Summer Is Coming and Time Keeps Ticking

My Kindergartener six years ago when asked, “What do you want to be when you grow up?”

Six years ago, this sweet girl was finishing kindergarten. Today, she has one week left until sixth grade graduation.

Six years ago, my youngest was 9 months old. Today, she is about to finish first grade.

Six years ago, I was a stay at home mom with three little ones. Today, I have two part-time jobs and flexibility to drop them off and pick them up from school every day.

Six years ago, I was dreading summer. I got comfortable with having two kids at home most of the day. I was scared of the weeks and weeks stretching before me that all three kids would be home with me all day. Every day. I was overwhelmed at the prospect of SOMUCHTIME.

Every summer since then, I have experienced a similar anxiety as summer inches closer and the school year draws to a close. I did my best to get out of the house with the kids, to not always be stuck in those four walls and the one acre of space we call home. I need breaks, and it was good to go and do things, enjoying the weather and the freedom of summer with no coats/hats/boots. But taking three kids anywhere is…stressful. Intense. Mind meltingly loud and crazy. So sometimes I avoided it and just stayed home. Which was also mind meltingly loud and crazy, to be honest.
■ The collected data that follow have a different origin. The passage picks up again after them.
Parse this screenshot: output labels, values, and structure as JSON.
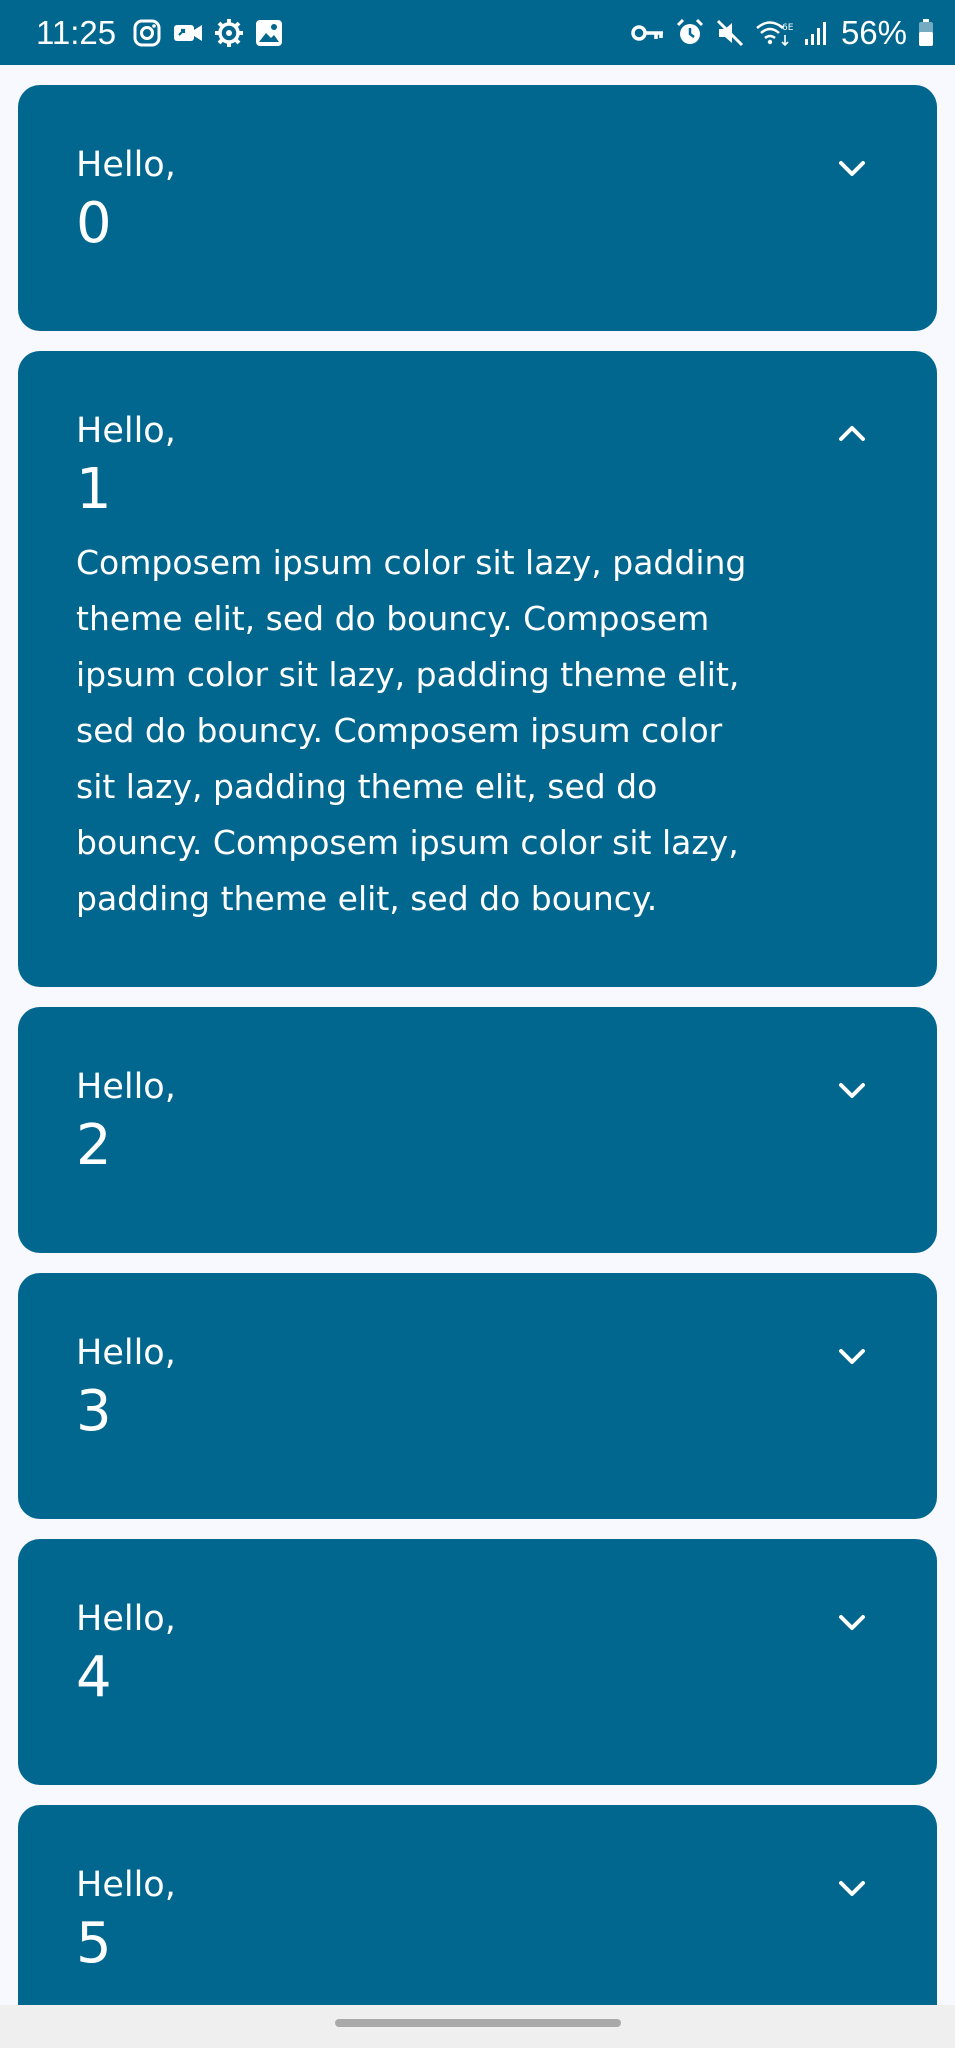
{
  "status_bar": {
    "time": "11:25",
    "left_icons": [
      "instagram-icon",
      "video-call-icon",
      "settings-gear-icon",
      "gallery-icon"
    ],
    "right_icons": [
      "vpn-key-icon",
      "alarm-icon",
      "mute-icon",
      "wifi-6e-icon",
      "signal-icon"
    ],
    "battery": "56%"
  },
  "colors": {
    "card": "#02678f",
    "background": "#f8f8ff",
    "text": "#ffffff"
  },
  "cards": [
    {
      "greeting": "Hello,",
      "number": "0",
      "expanded": false,
      "chevron": "chevron-down-icon"
    },
    {
      "greeting": "Hello,",
      "number": "1",
      "expanded": true,
      "chevron": "chevron-up-icon",
      "body": "Composem ipsum color sit lazy, padding theme elit, sed do bouncy. Composem ipsum color sit lazy, padding theme elit, sed do bouncy. Composem ipsum color sit lazy, padding theme elit, sed do bouncy. Composem ipsum color sit lazy, padding theme elit, sed do bouncy."
    },
    {
      "greeting": "Hello,",
      "number": "2",
      "expanded": false,
      "chevron": "chevron-down-icon"
    },
    {
      "greeting": "Hello,",
      "number": "3",
      "expanded": false,
      "chevron": "chevron-down-icon"
    },
    {
      "greeting": "Hello,",
      "number": "4",
      "expanded": false,
      "chevron": "chevron-down-icon"
    },
    {
      "greeting": "Hello,",
      "number": "5",
      "expanded": false,
      "chevron": "chevron-down-icon"
    }
  ]
}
I survived those six summers. This year, as the school year nears its end and summer stretches out in front of us, I find myself irrationally calm about it all. One thing I recall from last summer is that it went by so quickly. It wasn’t easy (can we just not revisit spring/summer 2020, please?). But it was gone in a flash. I have enough summers under my belt to now realize that this one will feel the same way. I know it won’t likely be easier, but I know from experience that it will be short.

Time is ticking, it’s flying by me, and every time I try to grab it, slow it down, take a pause, it’s too fast for me. I can’t control it, but I can appreciate it while it is here. I feel like I’m getting closer to that point. I am grateful to have time in the summer to spend with my kids while they still want to hang out with me.

Just remind me of this post in about mid-July, okay?